Privacy in the Age of AI
4 / 5AI and privacy intersect in several ways that every professional using AI tools should understand. This lesson covers the practical privacy considerations for everyday AI use.
What Happens to What You Type
- When you type into a consumer AI tool (ChatGPT, Claude.ai, Gemini), your inputs may be:
- Used to improve the model (though most tools offer opt-outs)
- Stored by the company for a period of time
- Accessible to the company's employees in some circumstances
- Subpoenaed by law enforcement with appropriate legal process
This does not mean these tools are unsafe for general use. It means they are not appropriate for certain kinds of sensitive content.
What You Should Not Put in Consumer AI Tools
Personal data about third parties Pasting a customer's full name, contact details, or personal circumstances into ChatGPT is a data handling decision with potential GDPR, CCPA, or other regulatory implications.

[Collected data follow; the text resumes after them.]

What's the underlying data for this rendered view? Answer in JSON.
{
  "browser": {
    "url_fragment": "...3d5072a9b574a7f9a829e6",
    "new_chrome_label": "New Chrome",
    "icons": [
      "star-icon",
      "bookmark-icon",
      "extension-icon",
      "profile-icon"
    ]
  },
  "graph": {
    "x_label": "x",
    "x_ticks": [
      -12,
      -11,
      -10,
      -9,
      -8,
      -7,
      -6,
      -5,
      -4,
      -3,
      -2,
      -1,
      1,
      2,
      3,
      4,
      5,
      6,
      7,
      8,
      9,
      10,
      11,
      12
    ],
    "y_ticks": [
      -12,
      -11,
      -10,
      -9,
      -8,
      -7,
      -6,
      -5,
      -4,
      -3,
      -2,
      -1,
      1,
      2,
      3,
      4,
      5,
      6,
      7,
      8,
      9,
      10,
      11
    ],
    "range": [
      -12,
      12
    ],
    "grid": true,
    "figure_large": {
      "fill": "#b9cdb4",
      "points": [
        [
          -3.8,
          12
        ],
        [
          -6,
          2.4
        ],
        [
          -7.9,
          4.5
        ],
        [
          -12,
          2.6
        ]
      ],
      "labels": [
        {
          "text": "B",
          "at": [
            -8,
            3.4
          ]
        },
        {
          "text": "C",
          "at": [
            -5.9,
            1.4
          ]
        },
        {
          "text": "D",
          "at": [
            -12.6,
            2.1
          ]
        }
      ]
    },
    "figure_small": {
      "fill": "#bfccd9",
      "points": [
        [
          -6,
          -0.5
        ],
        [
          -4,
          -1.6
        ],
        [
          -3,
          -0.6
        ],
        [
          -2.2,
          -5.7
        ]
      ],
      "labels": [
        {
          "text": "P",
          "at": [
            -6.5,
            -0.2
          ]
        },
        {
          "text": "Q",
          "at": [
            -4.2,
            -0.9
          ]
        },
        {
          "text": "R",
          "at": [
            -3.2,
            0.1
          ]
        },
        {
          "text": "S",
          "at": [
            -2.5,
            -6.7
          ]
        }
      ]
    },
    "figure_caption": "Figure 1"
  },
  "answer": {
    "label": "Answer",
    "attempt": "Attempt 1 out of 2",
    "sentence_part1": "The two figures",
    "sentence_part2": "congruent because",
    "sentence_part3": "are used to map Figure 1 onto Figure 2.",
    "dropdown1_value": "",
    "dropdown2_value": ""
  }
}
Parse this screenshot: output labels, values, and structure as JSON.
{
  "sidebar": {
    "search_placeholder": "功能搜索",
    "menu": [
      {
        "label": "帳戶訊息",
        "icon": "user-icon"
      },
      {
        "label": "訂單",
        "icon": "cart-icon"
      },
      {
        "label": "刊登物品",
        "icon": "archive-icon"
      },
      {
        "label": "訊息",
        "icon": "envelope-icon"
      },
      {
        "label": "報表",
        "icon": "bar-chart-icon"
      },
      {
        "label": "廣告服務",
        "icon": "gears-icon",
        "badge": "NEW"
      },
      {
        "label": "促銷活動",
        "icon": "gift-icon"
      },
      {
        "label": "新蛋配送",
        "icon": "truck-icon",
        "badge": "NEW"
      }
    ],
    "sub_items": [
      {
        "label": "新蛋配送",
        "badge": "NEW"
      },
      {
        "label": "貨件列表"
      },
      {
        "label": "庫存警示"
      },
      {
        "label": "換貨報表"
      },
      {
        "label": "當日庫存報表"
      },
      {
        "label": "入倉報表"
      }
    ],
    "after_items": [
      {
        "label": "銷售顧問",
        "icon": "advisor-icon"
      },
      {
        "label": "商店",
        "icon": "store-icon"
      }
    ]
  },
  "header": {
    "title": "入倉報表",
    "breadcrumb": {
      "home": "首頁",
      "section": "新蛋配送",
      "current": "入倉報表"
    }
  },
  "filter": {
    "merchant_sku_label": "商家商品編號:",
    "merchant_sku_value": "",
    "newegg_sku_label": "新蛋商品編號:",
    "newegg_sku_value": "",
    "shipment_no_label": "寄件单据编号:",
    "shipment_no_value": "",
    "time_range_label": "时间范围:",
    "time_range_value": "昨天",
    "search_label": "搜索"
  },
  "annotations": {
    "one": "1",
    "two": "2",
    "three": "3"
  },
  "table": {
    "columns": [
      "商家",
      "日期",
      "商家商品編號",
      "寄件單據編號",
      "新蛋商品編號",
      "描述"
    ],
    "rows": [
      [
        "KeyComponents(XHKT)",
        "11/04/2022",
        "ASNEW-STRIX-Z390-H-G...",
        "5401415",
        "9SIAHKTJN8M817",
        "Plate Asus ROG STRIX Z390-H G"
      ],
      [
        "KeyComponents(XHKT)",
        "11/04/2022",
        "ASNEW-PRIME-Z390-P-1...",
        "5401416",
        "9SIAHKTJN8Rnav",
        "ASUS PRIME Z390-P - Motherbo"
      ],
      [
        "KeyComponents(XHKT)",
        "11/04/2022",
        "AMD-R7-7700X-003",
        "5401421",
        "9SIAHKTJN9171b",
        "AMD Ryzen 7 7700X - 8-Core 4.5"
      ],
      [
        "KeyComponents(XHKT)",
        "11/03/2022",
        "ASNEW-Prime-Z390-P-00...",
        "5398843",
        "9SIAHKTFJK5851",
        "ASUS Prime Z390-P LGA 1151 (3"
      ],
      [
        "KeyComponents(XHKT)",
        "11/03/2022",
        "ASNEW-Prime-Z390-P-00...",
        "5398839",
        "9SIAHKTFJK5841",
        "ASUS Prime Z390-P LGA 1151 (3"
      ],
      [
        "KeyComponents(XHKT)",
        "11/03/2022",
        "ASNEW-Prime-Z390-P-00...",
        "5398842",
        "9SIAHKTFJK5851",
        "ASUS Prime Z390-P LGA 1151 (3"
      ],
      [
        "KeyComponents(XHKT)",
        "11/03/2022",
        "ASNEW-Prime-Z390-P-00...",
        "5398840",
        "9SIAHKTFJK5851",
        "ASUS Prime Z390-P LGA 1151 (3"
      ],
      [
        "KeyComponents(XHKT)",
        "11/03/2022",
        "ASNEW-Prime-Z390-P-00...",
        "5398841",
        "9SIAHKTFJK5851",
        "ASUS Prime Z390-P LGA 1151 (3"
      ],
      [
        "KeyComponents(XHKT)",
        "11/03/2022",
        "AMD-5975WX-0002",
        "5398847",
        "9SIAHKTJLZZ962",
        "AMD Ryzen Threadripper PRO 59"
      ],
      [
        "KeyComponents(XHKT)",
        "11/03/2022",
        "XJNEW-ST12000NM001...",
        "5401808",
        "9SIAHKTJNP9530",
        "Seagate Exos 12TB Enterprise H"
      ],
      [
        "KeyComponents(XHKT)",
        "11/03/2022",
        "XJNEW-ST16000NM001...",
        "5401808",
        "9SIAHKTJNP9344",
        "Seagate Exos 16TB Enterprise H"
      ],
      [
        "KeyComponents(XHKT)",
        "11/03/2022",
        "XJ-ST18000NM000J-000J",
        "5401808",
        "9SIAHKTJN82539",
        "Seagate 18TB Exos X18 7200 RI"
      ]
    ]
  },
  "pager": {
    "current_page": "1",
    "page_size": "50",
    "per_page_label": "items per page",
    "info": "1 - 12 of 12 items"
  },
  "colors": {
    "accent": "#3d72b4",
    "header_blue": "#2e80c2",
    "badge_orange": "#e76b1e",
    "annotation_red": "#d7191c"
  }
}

Employee performance information Details about individual employees' performance, compensation, or personal circumstances.
Confidential business information Strategic plans, unreleased product information, M&A discussions, client confidential information.
Credentials and access keys Never paste API keys, passwords, or authentication tokens into AI tools.
Enterprise vs. Consumer AI Tools
- Enterprise versions of AI tools (ChatGPT Enterprise, Claude for Enterprise, Microsoft 365 Copilot) typically offer stronger privacy protections:
- Inputs are not used for model training
- Data stays within your organisation's tenancy
- Stronger contractual data handling commitments
For organisations handling sensitive data, the distinction between consumer and enterprise tier is significant.
Privacy by Design in AI Projects
For anyone building applications or systems that use AI, privacy principles that apply to software generally apply doubly:
Data minimisation: Collect and pass to AI systems only what is necessary for the task
Purpose limitation: Use data only for the purpose it was collected for
Transparency: Tell users when and how AI is being used to process their information
Consent: Where required, obtain informed consent before using personal data with AI systems
The Inference Risk
AI systems can sometimes infer sensitive information from non-sensitive inputs. A model trained on population data might be able to infer health status from purchase patterns, or political affiliation from location data.
This is an emerging area of privacy concern — the idea that sensitive attributes can be derived from seemingly innocuous data inputs. It is worth being aware of, particularly if you are building AI applications that process user data.